When I return to the bedroom, tears flow down Sutton’s sad face, and she’s trembling out of shock.
“Hey, Button. You’re okay.” I sit down on the bed next to her, cradling her in my open arms. “We’ll go back, but there’s nothing you can do in the meantime except let her know you’re coming, and you’re praying for her. Can you do that? Or do you want me to text her?”
She hands me the phone with quaking hands and runs to the bathroom and slams the door behind her, where I hear her sobbing in inconsolable grief.
Ah, shit. My poor Button.
And I understand what it’s like to be unable to take away someone else’s pain and agony from them.

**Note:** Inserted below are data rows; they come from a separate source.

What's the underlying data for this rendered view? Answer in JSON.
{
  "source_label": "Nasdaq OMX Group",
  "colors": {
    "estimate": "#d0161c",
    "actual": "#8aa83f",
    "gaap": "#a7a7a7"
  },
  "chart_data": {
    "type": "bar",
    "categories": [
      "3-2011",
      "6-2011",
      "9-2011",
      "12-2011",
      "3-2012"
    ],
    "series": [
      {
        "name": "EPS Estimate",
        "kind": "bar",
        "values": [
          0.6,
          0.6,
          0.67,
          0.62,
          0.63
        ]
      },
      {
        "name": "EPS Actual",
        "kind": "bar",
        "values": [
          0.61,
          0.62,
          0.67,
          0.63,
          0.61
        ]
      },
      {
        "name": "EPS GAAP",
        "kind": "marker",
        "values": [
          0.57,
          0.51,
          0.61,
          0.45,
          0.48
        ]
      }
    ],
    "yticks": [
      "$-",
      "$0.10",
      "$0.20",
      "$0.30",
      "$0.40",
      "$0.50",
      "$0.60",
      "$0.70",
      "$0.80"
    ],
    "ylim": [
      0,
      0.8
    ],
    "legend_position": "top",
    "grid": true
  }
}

I type out a brief text to Lucy on her phone and head toward the hallway, waiting for Sutton to wash up.
“Are you okay now?” I ask her through the bathroom door.
Her weak response tells me she’s lying. “Yeah, I’ll be fine. Just give me a little bit.”
“Of course. I’ll be right here when you’re ready to go.”
I begin pacing the hallway and end up on the far end where Mel’s old room had been. The door is shut, probably not been opened for over a year. I’m not sure how often Granny had gone in there. For me, there’s still far too many memories and ghosts living in this room. But seeing as I have nothing but time to wait, I open the door and step in.
It’s been seven years since I’ve stepped foot into this room. How strange is that?
There are posters of bands I’ve never heard of on the wall, a desk in the corner with framed pictures and books, knick-knacks, and swimming trophies. I see three frames on the wall shelf, along with a wooden box decorated with painted flowers in yellow and pink.